Quoi qu'il arrive je serai toujours avec toi. Alors pars et surtout ne te retourne pas." (Le grand) Jacques Higelin. Partir sans se retourner. Qui ne s'est pas posé cette question au moins une fois dans sa vie ?



Avec ce monde qui part en vrille totale (tiens !), qui ne se dit pas ? : "Je vais aller voir ailleurs où j'en suis", mais cet "ailleurs" est-il meilleur ? Dans le monde d'aujourd'hui, c'est une question bien difficile. Il suffit de jeter, ne serait-ce qu'un œil, sur les nouvelles désastreuses qui, chaque jour, défilent. Fuir.

Dans "Tangente", cette femme qui disparaît du jour au lendemain, laissant à la maison son mari et son enfant, est à bout. On ne sait pas très bien ce qui la pousse à fuir, de nombreux scénarios sont possibles. Et pourquoi pas, juste, avoir envie de vivre une nouvelle vie, la sienne, sans code, sans leçon, sans obligation ? En a-t-elle les moyens ? Il semblerait que oui bien qu'on la retrouve à un moment moulée dans une tenue courte et sexy, saoulée au Gin près d'un guitariste (excellent musicien Lucas Frébourg), dans un pub minable où se succèdent des clients désireux de se vider les poches dans tous les sens du terme.

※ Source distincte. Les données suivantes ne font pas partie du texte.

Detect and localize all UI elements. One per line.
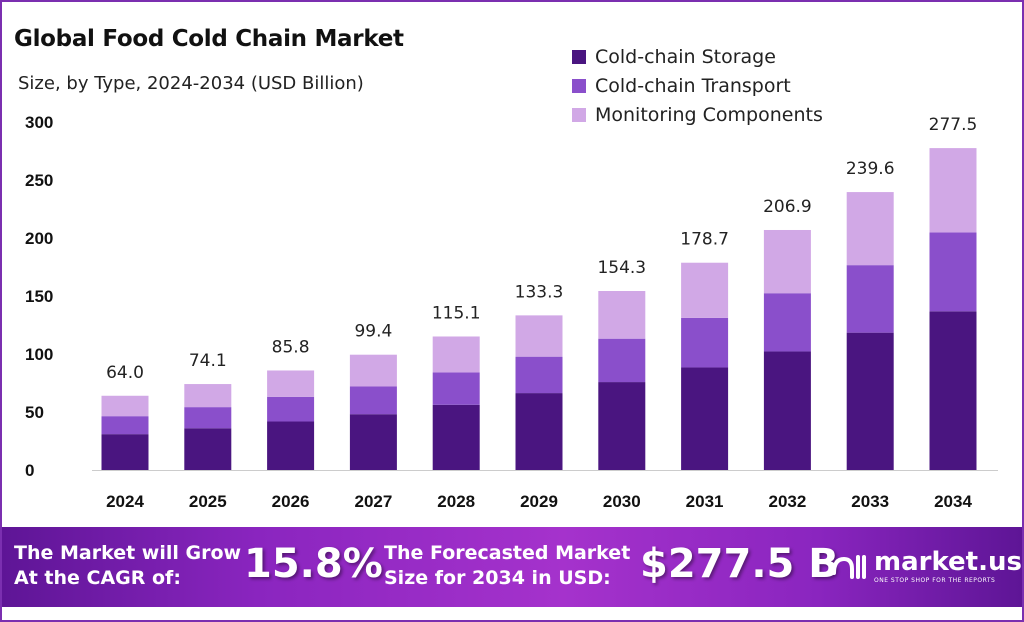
x-tick-label: 2032 [768,492,806,511]
bar-segment-cold-chain-transport-2024 [101,416,149,435]
x-tick-label: 2034 [934,492,972,511]
y-tick-label: 50 [25,403,44,422]
summary-banner: The Market will Grow At the CAGR of: 15.… [2,527,1022,607]
bar-segment-cold-chain-storage-2025 [184,428,232,470]
total-label: 64.0 [106,363,144,383]
y-tick-label: 0 [25,461,34,480]
cagr-label-line1: The Market will Grow [14,542,242,564]
bar-segment-monitoring-components-2027 [349,354,397,387]
bar-segment-cold-chain-storage-2027 [349,414,397,470]
x-tick-label: 2028 [437,492,475,511]
x-tick-label: 2024 [106,492,144,511]
x-tick-label: 2033 [851,492,889,511]
bar-segment-cold-chain-transport-2030 [598,338,646,383]
x-tick-label: 2030 [603,492,641,511]
bar-segment-cold-chain-storage-2026 [267,421,315,470]
legend-swatch [572,49,586,64]
bar-segment-cold-chain-transport-2028 [432,372,480,405]
bar-segment-cold-chain-transport-2032 [763,293,811,352]
bar-segment-monitoring-components-2026 [267,370,315,397]
forecast-label: The Forecasted Market Size for 2034 in U… [384,541,630,591]
bar-segment-cold-chain-storage-2031 [681,367,729,470]
x-tick-label: 2026 [272,492,310,511]
total-label: 154.3 [597,258,646,278]
forecast-value: $277.5 B [640,541,839,587]
bar-segment-cold-chain-storage-2029 [515,393,563,470]
legend-swatch [572,78,586,93]
legend-item-storage: Cold-chain Storage [572,42,823,71]
bar-segment-cold-chain-transport-2027 [349,386,397,415]
bar-segment-cold-chain-storage-2032 [763,351,811,470]
forecast-label-line1: The Forecasted Market [384,542,631,564]
bar-segment-monitoring-components-2032 [763,229,811,294]
chart-plot: 0 50 100 150 200 250 300 64.0 2024 74.1 2025 85.8 20… [25,113,998,511]
total-label: 133.3 [515,282,564,302]
total-label: 74.1 [189,351,227,371]
bar-segment-monitoring-components-2034 [929,148,977,233]
bar-segment-cold-chain-transport-2034 [929,232,977,312]
total-label: 178.7 [680,230,729,250]
x-tick-label: 2025 [189,492,227,511]
marketus-logo: market.us ONE STOP SHOP FOR THE REPORTS [830,547,1022,584]
y-tick-label: 300 [25,113,53,132]
bar-segment-monitoring-components-2031 [681,262,729,318]
logo-mark-icon [832,554,866,579]
cagr-label: The Market will Grow At the CAGR of: [14,541,241,591]
y-tick-label: 200 [25,229,53,248]
total-label: 239.6 [846,159,895,179]
bar-segment-cold-chain-transport-2025 [184,407,232,429]
x-tick-label: 2029 [520,492,558,511]
logo-name: market.us [874,547,1022,577]
chart-subtitle: Size, by Type, 2024-2034 (USD Billion) [18,73,364,94]
total-label: 99.4 [354,322,392,342]
legend-item-transport: Cold-chain Transport [572,71,823,100]
bar-segment-cold-chain-storage-2028 [432,404,480,470]
bar-segment-monitoring-components-2033 [846,192,894,266]
bar-segment-cold-chain-transport-2033 [846,265,894,333]
bar-segment-cold-chain-transport-2029 [515,356,563,394]
legend-label: Cold-chain Transport [595,74,791,97]
x-tick-label: 2027 [354,492,392,511]
bar-segment-monitoring-components-2029 [515,315,563,357]
bar-segment-monitoring-components-2030 [598,291,646,339]
legend: Cold-chain Storage Cold-chain Transport … [572,42,823,129]
bar-segment-monitoring-components-2028 [432,336,480,373]
bar-segment-cold-chain-storage-2030 [598,382,646,470]
bar-segment-cold-chain-storage-2034 [929,311,977,470]
legend-swatch [572,107,586,122]
total-label: 277.5 [929,115,978,135]
legend-label: Monitoring Components [595,103,823,126]
bar-segment-cold-chain-storage-2024 [101,434,149,470]
bar-segment-monitoring-components-2024 [101,395,149,417]
y-tick-label: 250 [25,171,53,190]
logo-tagline: ONE STOP SHOP FOR THE REPORTS [874,577,996,584]
total-label: 206.9 [763,197,812,217]
bar-segment-monitoring-components-2025 [184,384,232,408]
total-label: 85.8 [272,337,310,357]
forecast-label-line2: Size for 2034 in USD: [384,567,611,589]
y-tick-label: 100 [25,345,53,364]
bar-segment-cold-chain-storage-2033 [846,332,894,470]
cagr-label-line2: At the CAGR of: [14,567,181,589]
cagr-value: 15.8% [244,541,383,587]
legend-label: Cold-chain Storage [595,45,776,68]
total-label: 115.1 [432,303,481,323]
bar-segment-cold-chain-transport-2026 [267,396,315,422]
chart-title: Global Food Cold Chain Market [14,26,404,52]
y-tick-label: 150 [25,287,53,306]
x-tick-label: 2031 [686,492,724,511]
legend-item-monitoring: Monitoring Components [572,100,823,129]
bar-segment-cold-chain-transport-2031 [681,317,729,368]
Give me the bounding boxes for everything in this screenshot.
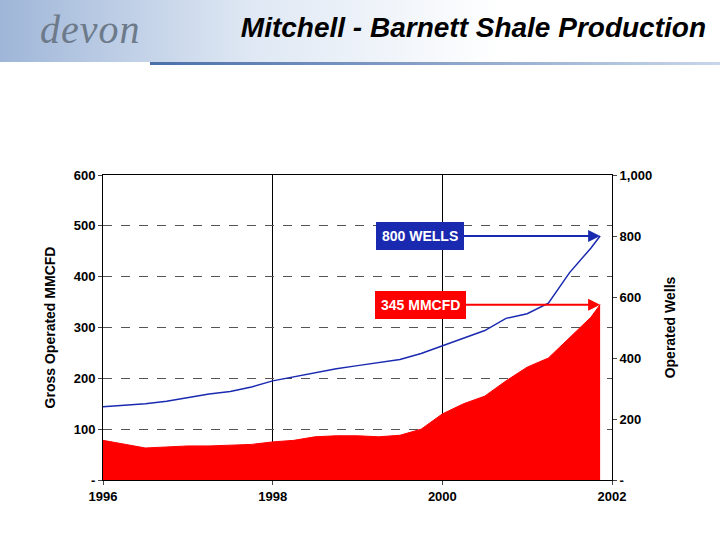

Elle se cherche. Comme une ado. Une autre vie que celle de la femme bien mariée, bien "maman", bien rangée. Et elle fuit de nouveau.

© Maxime Girard.
On croit à un retour dans cette prison dorée auprès du mari chagriné et complètement paumé face au nouveau rôle qu'il doit, seul, assumer : élever son enfant. On croit à ce retour, car cette vie, encore, semble lui manquer, mais non. Elle a fait appel à un homme, débarrasseur de profession, lui-même ayant fui un jour aussi. Il comprend. Tous deux se sont compris. Cet homme et cette femme (Justine Paillot et Édouard Michelon, très justes et très impliqués dans cette pièce) se revoient. Lui est parti depuis longtemps et quand leurs chemins se recroisent, il tenterait bien une aventure avec elle… ça ne l'intéresse pas.

Lookée d'un imperméable, jeans et baskets, son expérience de serveuse derrière elle, elle se demande si retourner de là où elle est partie ne serait pas mieux. Paumée, elle l'est !
Bien qu'hésitante, c'est trop tard ! L'habitude est prise. Le mal est fait. Les abandonnés en ont pris leur parti. Celle qui a fui, aussi. C'est la vie. Désormais la sienne. Celle qu'elle choisit.

© Maxime Girard.
On ne sait pas ce qui a poussé cette femme à partir du jour au lendemain et c'est ce que révèle ce spectacle. Personne ne sait jamais. On ne connaît pas vraiment les gens, mariés, ou non l'individu est complexe et chacun réagit différemment face à cette société et aux couleurs sombres qu'elle porte avec elle. Le mari aimerait comprendre, mais ne comprendra pas, l'enfant pose des questions auxquelles nul ne peut répondre et ainsi va la vie…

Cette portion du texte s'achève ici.